Por eso iba a dedicar hasta el último centavo de su dinero en el proyecto del hotelito. Reformar aquella casa tenía que ser más fácil que encontrar al amor de su vida. Tal vez no pasara a engrosar las filas de los miembros de su familia que habían encontrado a sus medias naranjas, pero sí en su exitoso negocio hotelero: Complejos turísticos Starr. Y sería un negocio mucho más sano que el del cine.
Faith le demostraría a su madre, y al resto de su familia, que a pesar de haber cometido grandes errores en el pasado, no necesitaba un hombre para que cuidara de ella.
–Henry me ha hablado mucho de ti –dijo Faith. Pero no lo suficiente, ni por asomo. Ella quería un contratista competente, con experiencia y que no representara ningún peligro. Había conseguido uno con dos de los tres requisitos.
–A mí no me dijo nada de ti –respondió Gabriel.
–Se lo pedí yo. No quería que aceptaras el trabajo por ser quien soy.
–No lo habría hecho.
Al menos él no se había quedado sorprendido al conocerla. Los hombres solían tratarla de un modo diferente cuando descubrían quién era.
–Tampoco quería que la prensa se enterara de mis planes.
Quería que su proyecto se mantuviera en secreto para reformar la casa, transformarla en un hotel y luego venderla a Complejos turísticos Starr sin que supieran quién era ella, para poder demostrarles que podía ocupar un lugar en el negocio familiar. Era tan Addison como el resto de ellos, aunque nunca hubiera llegado hasta el «sí, quiero» y hubiera fallado en casi todos los aspectos de su vida.
Gabriel la miraba como si no creyese lo que estaba oyendo.
–¿Pensaste que llamaría a la Gaceta de Berry Patch para presumir de trabajar para una estrella de cine? –parecía ofendido y algo asqueado.
A Faith ya le había ocurrido antes que una revista de prensa amarilla pagase a uno de sus exnovios por la historia de su relación.
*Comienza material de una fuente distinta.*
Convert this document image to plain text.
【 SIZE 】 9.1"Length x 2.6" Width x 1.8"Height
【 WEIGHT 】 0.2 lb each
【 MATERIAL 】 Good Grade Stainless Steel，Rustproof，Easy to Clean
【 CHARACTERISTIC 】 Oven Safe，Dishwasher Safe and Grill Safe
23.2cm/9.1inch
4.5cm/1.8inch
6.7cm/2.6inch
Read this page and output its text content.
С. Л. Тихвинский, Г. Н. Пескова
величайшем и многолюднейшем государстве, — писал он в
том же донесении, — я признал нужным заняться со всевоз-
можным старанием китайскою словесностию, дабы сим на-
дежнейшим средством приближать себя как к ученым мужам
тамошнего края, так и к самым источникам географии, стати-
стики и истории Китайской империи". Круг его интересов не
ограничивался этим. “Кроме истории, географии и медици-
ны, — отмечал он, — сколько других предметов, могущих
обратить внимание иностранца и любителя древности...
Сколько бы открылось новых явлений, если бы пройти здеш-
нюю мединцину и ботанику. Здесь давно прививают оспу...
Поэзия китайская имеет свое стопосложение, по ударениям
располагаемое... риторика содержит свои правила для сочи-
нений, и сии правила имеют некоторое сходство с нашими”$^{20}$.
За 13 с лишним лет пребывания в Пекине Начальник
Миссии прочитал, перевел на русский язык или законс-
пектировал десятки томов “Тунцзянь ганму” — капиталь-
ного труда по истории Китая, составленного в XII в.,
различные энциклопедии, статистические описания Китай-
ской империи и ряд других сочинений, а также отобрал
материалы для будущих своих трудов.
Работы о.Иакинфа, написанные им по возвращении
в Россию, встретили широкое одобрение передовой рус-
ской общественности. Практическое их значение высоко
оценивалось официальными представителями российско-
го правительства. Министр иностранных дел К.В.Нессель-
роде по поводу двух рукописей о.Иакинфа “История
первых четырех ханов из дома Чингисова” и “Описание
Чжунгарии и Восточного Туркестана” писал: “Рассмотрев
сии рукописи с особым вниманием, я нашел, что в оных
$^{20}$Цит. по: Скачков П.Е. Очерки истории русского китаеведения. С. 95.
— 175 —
–No es la Gaceta de Berry Patch la que me preocupa, sino las grandes revistas que pagan mucho dinero, y yo no quiero publicidad.
–Creía que la mala publicidad era la mejor de todas.
–Intenta trabajar en la casa con sesenta fotógrafos haciendo fotos todo el día.
–No me gustaría nada la experiencia.
–Por eso es bueno que nadie sepa nada de esta casa –Faith forzó una sonrisa–. Ni de mí.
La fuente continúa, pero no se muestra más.